Most recent population numbers are three years old

Fast-growing Lacombe is going to do its first municipal census since 2014.

The last population count for Lacombe was done as part of the federal census, which is done every five years. The last was done in 2016 and pegged the population at 13,057.

The 2016 federal census showed that Lacombe had solid growth over the previous five years. Lacombe’s population was up 11.5 per cent from the 11,707 counted in 2011.

“One of the main reasons to complete a census is to have the most accurate and most current numbers to allow a municipality to maximize their gain from grant funding,” said Diane Piché, director of corporate services, told city council on Monday.

Lacombe receives about $210 in per capita grants. The population count would only have to grow by 167 people to cover the cost of the census, said Piché.

Additional grant money will not arrive until 2020 so council had to vote to set aside $35,000 in this year’s budget to do a census.

City staff are pretty sure the population has increased since the last census.

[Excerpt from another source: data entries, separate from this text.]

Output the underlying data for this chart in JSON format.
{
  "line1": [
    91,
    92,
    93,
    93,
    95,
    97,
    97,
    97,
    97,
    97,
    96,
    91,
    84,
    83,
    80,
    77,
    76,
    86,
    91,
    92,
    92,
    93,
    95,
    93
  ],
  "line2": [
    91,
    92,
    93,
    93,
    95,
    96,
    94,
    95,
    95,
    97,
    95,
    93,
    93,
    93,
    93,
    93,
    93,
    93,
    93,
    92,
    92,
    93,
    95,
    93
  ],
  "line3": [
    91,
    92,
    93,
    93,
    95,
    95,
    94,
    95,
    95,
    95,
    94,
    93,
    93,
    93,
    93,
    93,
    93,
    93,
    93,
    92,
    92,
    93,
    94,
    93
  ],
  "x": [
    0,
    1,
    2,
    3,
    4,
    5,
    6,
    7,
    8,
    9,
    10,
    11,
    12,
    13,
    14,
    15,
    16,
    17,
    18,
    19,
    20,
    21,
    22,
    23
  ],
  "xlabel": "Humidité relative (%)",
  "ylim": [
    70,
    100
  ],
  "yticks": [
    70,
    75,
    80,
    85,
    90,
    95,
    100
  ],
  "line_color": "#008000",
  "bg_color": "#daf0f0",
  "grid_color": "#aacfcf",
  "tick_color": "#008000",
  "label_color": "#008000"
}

There were 5,531 dwellings identified in a “desktop” count of houses, apartments, condos, multiplex and secondary suites.

An average of 2.7 people per household live in Lacombe based on population divided by dwellings in the last census.

Using that math, the population of Lacombe could be well over 14,000.

“That would be a significant increase in grant funding for the city,” she said.

Chief administrative officer Matthew Goudy said the city must provide the infrastructure necessary for its population so if the count is low the municipality is not getting all the money it should to maintain that infrastructure.

Lacombe plans to use census software, which allows for online census responses with traditional door-to-door head counts.

Airdrie has used the software and found 73 per cent success rate for the online census, which meant a lot less door knocking for enumerators.

Lacombe used the same software in 2014 and got a 30 per cent response. That number is expected to go up as more people go online regularly. April 2 will be the official census date and final numbers must be submitted to the province by Sept. 1.